Der zweite Teil »Und haltet mir meinen Groove zugute!« – oh, wie chic! – enthält fünf Beiträge, von denen diejenigen von S. Lange (»Die entfesselte Syntax. Luthers komponierte Satzgefüge«, 131–164: zur poetischen Form von Luthers »biblischer« Sprache; »Lu­thers Bibelübersetzung verdankt wesentliche Stilmerkmale der Tatsache, dass sie auch der Mündlichkeit verpflichtet war« [135]), von E. Passet (»›Da sprach der Herr‹ – wie aber redet Gott?«, 179–208: Beantwortung der Frage, wie Gott und wie der Prophet redet, am Beispiel des Hoseabuchs und seiner Übersetzer) und von P. Waterhouse (»Was alles heißt und wie alles heißt. Über Martin Luthers Übersetzungen der 150 Psalmen«, 209–243: mit vielen Beispielen aus der Übersetzungspraxis am Psalter) besonders empfohlen seien. Was die Texte von M. Rinck (»Duende, Luther, Duende!«, 165–173) und von U. Stolterfoht (»sola scriptura«, 174–178) zum Thema beitragen sollen, hat sich dem Rezensenten leider nicht erschlossen.
Mit Luthers grandioser – wenn auch philologisch nicht immer sattelfesten – Psalmen- und Hiobübersetzung geht es im dritten Teil »Wie eine Rohrdommel in der Wüsten« weiter, der in hervor-ragender Weise von J. Wagner (»Die geborgte Zither. Von Luthers Psalmenübersetzung und seinen Psalmenliedern«, 247–277: »Es galt, den Psalter verständlich zu machen, dabei aber dessen ›edlen geruch‹ zu bewahren« [265]) und Chr. Hansen (»Rechtsweg ausgeschlossen. Zur Rhetorik überwältigender Gnade in Luthers Hiob-Übersetzung«, 293–320) gestaltet wird. Und schließlich: Während K. Schmidt (»Das Boot setzt über«, 278–292) einen Sonettenkranz auf das Übersetzen/Hinübersetzen beisteuern möchte, versucht sich M. Beyer (»De monstro alio«, 321–322) versdichtend am Missbrauch der Deutschnationalen, die sich angeblich auf Luther berufen (aber tun sie das auch?); gelungen kann man das jedenfalls nicht nennen.

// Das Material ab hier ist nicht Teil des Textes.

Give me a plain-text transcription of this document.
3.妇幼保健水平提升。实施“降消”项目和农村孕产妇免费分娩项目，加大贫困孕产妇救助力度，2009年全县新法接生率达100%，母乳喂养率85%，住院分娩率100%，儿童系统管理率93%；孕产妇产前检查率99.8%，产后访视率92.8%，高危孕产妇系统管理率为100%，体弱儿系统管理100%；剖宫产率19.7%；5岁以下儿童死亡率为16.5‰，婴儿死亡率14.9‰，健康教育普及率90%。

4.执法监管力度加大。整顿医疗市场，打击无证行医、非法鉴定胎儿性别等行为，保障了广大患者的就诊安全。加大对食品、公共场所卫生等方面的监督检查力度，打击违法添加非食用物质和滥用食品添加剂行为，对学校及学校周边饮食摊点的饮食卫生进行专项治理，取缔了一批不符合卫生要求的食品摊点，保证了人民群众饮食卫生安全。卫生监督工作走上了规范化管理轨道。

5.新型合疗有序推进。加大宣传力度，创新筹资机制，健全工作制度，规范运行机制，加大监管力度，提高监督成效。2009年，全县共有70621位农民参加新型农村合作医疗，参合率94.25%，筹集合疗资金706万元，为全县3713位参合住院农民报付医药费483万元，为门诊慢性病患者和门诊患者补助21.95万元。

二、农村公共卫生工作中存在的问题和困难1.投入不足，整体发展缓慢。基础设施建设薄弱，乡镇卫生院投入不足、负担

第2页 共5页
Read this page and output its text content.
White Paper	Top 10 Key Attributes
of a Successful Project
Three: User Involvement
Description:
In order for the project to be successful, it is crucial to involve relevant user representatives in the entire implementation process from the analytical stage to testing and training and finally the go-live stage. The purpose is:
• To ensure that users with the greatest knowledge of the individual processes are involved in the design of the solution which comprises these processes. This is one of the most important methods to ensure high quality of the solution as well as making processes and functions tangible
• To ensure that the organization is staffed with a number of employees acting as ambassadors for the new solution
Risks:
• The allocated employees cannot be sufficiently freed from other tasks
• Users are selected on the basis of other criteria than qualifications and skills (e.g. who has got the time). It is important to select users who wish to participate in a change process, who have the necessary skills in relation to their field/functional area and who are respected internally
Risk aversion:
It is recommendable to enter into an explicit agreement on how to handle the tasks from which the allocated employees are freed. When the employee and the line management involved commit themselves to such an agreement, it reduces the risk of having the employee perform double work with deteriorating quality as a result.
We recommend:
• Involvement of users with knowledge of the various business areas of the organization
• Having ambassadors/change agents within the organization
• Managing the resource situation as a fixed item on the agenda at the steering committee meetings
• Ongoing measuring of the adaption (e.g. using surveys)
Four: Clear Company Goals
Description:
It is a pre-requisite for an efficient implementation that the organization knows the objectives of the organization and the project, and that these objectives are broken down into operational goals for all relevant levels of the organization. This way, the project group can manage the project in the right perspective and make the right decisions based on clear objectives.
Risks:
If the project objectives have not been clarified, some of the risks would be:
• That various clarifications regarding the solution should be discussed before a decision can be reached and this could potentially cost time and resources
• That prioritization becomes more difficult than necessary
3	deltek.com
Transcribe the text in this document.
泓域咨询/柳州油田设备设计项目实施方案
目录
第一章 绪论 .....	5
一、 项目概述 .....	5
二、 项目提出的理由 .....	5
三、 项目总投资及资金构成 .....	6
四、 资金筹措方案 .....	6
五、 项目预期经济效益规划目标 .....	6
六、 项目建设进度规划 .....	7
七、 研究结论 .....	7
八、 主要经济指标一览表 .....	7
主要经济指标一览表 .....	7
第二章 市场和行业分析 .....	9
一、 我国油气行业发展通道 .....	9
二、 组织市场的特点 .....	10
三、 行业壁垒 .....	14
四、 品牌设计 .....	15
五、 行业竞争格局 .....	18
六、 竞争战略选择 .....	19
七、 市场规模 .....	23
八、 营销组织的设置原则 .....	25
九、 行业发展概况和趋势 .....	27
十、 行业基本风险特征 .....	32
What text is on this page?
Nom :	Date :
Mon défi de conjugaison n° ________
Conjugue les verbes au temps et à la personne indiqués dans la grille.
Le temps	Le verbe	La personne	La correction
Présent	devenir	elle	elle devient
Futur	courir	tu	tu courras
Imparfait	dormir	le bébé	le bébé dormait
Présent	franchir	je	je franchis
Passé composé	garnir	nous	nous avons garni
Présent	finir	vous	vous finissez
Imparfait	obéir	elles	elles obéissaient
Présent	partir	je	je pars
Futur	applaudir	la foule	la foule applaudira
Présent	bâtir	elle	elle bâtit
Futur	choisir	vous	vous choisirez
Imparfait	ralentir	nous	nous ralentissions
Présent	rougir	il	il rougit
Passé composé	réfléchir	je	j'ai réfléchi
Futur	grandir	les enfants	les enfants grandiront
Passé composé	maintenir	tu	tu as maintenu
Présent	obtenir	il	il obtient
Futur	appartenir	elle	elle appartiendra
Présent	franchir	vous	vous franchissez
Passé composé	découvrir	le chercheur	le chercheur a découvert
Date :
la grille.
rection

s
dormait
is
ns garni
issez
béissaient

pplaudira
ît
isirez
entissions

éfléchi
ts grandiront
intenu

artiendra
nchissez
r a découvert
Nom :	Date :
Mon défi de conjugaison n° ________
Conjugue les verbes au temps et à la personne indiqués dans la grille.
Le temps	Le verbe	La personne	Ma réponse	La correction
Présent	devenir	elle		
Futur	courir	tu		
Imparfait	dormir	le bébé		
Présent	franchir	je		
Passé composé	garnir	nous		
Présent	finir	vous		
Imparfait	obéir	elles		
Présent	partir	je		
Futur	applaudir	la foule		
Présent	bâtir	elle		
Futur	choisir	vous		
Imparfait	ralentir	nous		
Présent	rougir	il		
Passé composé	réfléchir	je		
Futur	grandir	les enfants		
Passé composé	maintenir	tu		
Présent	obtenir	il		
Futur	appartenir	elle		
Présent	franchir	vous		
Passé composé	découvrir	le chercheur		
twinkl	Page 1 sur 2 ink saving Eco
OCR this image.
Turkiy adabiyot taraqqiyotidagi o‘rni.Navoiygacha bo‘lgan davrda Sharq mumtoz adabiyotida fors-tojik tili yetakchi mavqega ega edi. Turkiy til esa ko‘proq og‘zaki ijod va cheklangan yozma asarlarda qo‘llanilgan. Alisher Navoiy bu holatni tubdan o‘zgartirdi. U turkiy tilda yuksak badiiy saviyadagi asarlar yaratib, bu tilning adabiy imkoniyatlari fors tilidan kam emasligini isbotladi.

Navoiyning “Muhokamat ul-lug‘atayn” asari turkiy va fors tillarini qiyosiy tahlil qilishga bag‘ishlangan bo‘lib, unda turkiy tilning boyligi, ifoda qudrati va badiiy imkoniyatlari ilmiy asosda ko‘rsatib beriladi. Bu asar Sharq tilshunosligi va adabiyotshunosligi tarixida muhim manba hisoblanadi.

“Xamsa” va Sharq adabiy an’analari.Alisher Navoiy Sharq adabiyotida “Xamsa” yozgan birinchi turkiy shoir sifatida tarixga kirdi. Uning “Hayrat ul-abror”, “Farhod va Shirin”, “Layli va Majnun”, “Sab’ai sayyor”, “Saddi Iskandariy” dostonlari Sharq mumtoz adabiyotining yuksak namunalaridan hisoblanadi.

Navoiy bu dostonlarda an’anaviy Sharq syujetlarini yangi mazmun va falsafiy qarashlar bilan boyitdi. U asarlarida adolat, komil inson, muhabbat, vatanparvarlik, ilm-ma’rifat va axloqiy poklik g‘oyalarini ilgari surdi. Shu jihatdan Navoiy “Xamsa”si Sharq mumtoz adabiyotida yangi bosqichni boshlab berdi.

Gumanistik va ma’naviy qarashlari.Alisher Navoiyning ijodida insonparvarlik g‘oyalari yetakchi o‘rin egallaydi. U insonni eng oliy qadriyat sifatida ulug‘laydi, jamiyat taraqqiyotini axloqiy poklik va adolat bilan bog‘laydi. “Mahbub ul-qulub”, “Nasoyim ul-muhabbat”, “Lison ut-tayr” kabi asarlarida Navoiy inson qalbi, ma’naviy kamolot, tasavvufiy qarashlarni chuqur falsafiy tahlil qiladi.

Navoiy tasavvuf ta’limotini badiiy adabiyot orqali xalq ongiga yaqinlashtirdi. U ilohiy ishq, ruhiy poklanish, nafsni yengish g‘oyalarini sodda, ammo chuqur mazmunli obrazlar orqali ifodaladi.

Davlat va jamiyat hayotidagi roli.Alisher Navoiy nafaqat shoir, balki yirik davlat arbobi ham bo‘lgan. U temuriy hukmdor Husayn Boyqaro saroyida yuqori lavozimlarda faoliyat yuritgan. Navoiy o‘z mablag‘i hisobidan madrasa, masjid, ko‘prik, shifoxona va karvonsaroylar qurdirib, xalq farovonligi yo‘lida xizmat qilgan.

Beschlossen wird der Band, der zehn vorzügliche bis ansprechende und fünf ärgerliche bis unpassende Beiträge enthält, durch eine instruktive Zeittafel zu »Luthers Übersetzerleben« (323–330, von J. Winiger) sowie bibliographische Hinweise zu den Herausgebern und Autoren (331–335). Ein Register der besprochenen Bibelstellen wäre wünschenswert und nützlich gewesen.